The season opens not with a gunshot, but with a loom. The clatter of the carpet loom is the city's heartbeat, weaving rugs for the elite while hiding the bodies of the competition. At the center is (Pankaj Tripathi), a man who quotes shayari about destiny while ordering a hit. He is not a gangster; he is an empire. His word is the Ganga's current: slow, deep, and fatal.
Season 1 of Mirzapur is not about who wins. It is about who survives. The finale is a symphony of grief and vengeance. Guddu, bleeding and broken, doesn't cry. He claws his way out of a pile of bodies, his soul replaced by a singular, silent promise. Meanwhile, Kaleen Bhaiya, finally realizing his son is a liability, watches his empire crumble not from rivals, but from his own blood. Mirzapur Season 1
Munna Tripathi (Divyenndu). The heir. The problem. While his father is a cold king, Munna is a rabid dog on a gilded leash. He is all insecurity and rage, compensating for a lack of respect with unchecked brutality. From shooting a professor over an insult to assaulting his own fiancée, Munna is the anti-charisma—a villain so real it hurts. His Oedipal desperation to please "Papa" is the season's ticking time bomb. The season opens not with a gunshot, but with a loom
Before the throne broke, the seat of power in Mirzapur was not a chair of velvet and gold. It was a custom-made, .32 caliber revolver with a carved wooden grip, sitting on a cluttered desk in the Kothi of Kaleen Bhaiya. In Season 1, the god of this gritty, lawless carpet city doesn't just kill; he gives a shagun —an offering—before he does. He is not a gangster; he is an empire
But empires breed hunger. That hunger takes two forms: the legitimate and the reckless.

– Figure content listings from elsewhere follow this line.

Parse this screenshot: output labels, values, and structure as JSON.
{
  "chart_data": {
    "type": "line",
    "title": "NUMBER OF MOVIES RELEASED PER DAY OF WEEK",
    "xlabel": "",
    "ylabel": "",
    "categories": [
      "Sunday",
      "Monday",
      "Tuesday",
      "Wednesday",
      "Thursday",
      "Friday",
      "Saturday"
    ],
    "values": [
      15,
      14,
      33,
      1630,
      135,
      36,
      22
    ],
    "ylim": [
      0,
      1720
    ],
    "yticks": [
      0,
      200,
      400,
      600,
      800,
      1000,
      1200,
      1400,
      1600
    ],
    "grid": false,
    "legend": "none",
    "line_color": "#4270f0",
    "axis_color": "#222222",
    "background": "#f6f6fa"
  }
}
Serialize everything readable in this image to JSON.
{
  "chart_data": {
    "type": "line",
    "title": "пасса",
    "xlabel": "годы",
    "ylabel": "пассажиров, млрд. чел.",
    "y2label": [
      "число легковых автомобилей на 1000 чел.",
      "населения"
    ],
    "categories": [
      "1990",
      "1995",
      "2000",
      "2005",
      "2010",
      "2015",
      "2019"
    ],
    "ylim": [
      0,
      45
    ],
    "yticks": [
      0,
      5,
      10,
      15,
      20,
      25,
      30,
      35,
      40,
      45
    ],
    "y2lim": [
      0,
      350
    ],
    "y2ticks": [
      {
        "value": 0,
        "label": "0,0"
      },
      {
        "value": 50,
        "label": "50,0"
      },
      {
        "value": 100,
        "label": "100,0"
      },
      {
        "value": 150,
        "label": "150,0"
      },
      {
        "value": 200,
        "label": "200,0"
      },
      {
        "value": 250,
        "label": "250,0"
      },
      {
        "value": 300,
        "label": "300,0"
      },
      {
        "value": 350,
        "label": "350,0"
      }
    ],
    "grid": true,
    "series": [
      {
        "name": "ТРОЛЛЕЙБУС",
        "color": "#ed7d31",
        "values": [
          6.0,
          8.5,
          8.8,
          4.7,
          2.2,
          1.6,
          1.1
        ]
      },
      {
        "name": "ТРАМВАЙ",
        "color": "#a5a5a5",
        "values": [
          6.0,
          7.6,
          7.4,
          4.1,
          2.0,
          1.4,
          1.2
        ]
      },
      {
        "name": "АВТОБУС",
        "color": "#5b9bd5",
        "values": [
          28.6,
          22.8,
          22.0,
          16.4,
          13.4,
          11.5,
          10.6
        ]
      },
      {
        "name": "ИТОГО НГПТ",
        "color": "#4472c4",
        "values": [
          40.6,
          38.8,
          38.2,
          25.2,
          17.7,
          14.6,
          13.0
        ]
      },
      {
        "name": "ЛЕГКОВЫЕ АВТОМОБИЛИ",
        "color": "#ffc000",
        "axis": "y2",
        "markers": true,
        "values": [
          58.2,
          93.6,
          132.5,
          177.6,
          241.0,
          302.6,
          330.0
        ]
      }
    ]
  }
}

The final shot is not a bang. It is the slow, deliberate click of a revolver being reloaded. The carpet has been stained red. And in Mirzapur, blood is the only thread that never washes out.
Ali Abbasi is a writer and director. He was born 1981 in Iran and left his studies in Tehran to move to Stockholm, where he graduated with a BA in architecture. He then studied directing at the National Film School of Denmark, graduating with his short film M FOR MARKUS in 2011. His feature debut, SHELLEY premiered at the Berlinale in 2016 and was released in the US. He is best known for his 2018 film BORDER, which premiered in Cannes, where it won the Prix Un Certain Regard. The film was chosen as Sweden’s Academy Award® Entry, was widely released internationally, won the Danish Film Award and was nominated for three European Film Awards including Best Director, Best Screenwriter & Best Film. He is currently shooting the TV adaptation of “The Last of Us” for HBO in Canada.
Watch Ali Abbasi's movie Border on Edisonline.